Type.function() # Creates a function with which takes no parameters and returns void
Type.function(Type.void(), [(Type.int(4), 'arg1')]) # Create a function type which takes an integer as parameter and returns void
Type.function(params=[(Type.int(4), 'arg1')]) # Same as the above
# Similarly through their classes directly
FunctionType.create()
FunctionType.create(Type.void(), [(Type.int(4), 'arg1')])
FunctionType.create(params=[(Type.int(4), 'arg1')])

Create Anonymous Structures/Class/Unions

In Binary Ninja's type system supports anonymous and named structures. Anonymous structures are the simplest to understand, and what most people would expect.

Type.structure(members=[(Type.int(4), 'field_0')], type=StructureVariant.UnionStructureType) # Create a union with one integer members
Type.structure(members=[(Type.int(4), 'field_0'), (Type.int(4), 'field_4')], packed=True) # Created a packed structure containing two integer members
Type.structure(members=[(Type.int(4), 'field_0')], type=StructureVariant.ClassStructureType) # Create a class with one integer members
# Similarly through their classes directly
StructureType.create(members=[(Type.int(4), 'field_0')], type=StructureVariant.UnionStructureType)
StructureType.create(members=[(Type.int(4), 'field_0'), (Type.int(4), 'field_4')], packed=True)
StructureType.create(members=[(Type.int(4), 'field_0')], type=StructureVariant.ClassStructureType)

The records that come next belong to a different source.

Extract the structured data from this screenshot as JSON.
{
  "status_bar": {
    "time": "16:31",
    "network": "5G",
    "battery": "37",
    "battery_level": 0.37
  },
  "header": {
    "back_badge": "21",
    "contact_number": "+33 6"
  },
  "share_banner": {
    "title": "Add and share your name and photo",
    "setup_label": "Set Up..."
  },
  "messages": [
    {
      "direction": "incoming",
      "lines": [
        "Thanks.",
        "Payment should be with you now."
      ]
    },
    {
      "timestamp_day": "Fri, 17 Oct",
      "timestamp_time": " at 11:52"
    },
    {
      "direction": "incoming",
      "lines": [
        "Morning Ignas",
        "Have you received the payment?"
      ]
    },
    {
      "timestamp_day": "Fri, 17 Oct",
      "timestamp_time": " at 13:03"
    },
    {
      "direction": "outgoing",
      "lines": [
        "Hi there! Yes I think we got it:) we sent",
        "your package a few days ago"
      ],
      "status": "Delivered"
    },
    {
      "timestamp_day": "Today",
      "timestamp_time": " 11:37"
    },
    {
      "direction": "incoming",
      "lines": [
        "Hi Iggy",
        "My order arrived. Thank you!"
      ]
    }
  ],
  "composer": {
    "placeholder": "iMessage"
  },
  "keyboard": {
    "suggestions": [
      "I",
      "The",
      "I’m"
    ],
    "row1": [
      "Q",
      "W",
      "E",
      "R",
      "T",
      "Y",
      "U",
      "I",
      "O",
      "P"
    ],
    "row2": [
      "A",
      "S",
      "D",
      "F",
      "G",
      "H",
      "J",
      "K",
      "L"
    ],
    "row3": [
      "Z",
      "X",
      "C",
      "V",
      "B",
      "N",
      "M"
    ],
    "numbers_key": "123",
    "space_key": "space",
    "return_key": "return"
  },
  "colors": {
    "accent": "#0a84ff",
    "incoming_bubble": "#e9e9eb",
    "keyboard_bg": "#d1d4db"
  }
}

Create Anonymous Enumerations

Type.enumeration(members=[('ENUM_2', 2), ('ENUM_4', 4), ('ENUM_8', 8)])
Type.enumeration(members=['ENUM_0', 'ENUM_1', 'ENUM_2'])

Named Types

In Binary Ninja the name of a class/struct/union or enumeration is separate from its type definition. This is much like how it's done in C. The mapping between a structure's definition and its name is kept in the Binary View. Thus if we want to associate a name with our type we need an extra step.

bv.define_user_type('Foo', Type.structure(members=[(Type.int(4), 'field_0')]))

To reference a named type a NamedTypeReference object must be used. Say we want to add the struct Foo to our a new structure Bar.

t = Type.structure(members=[(Type.int(4), 'inner')])
n = 'Foo'
bv.define_user_type(n, t)
ntr = Type.named_type_from_registered_type(bv, n)
bv.define_user_type('Bar', Type.structure(members=[(ntr, 'outer')]))

The above is equivalent to the following C

struct Foo {
    int32_t inner;
};

struct Bar {
    struct Foo outer;
};

It is also possible to add the type referenced by Foo directly as an anonymous structure and thus there would be no need for a NamedTypeReference

t = Type.structure(members=[(Type.int(4), 'inner')])
bv.define_user_type('Bas', Type.structure(members=[(t, 'outer')]))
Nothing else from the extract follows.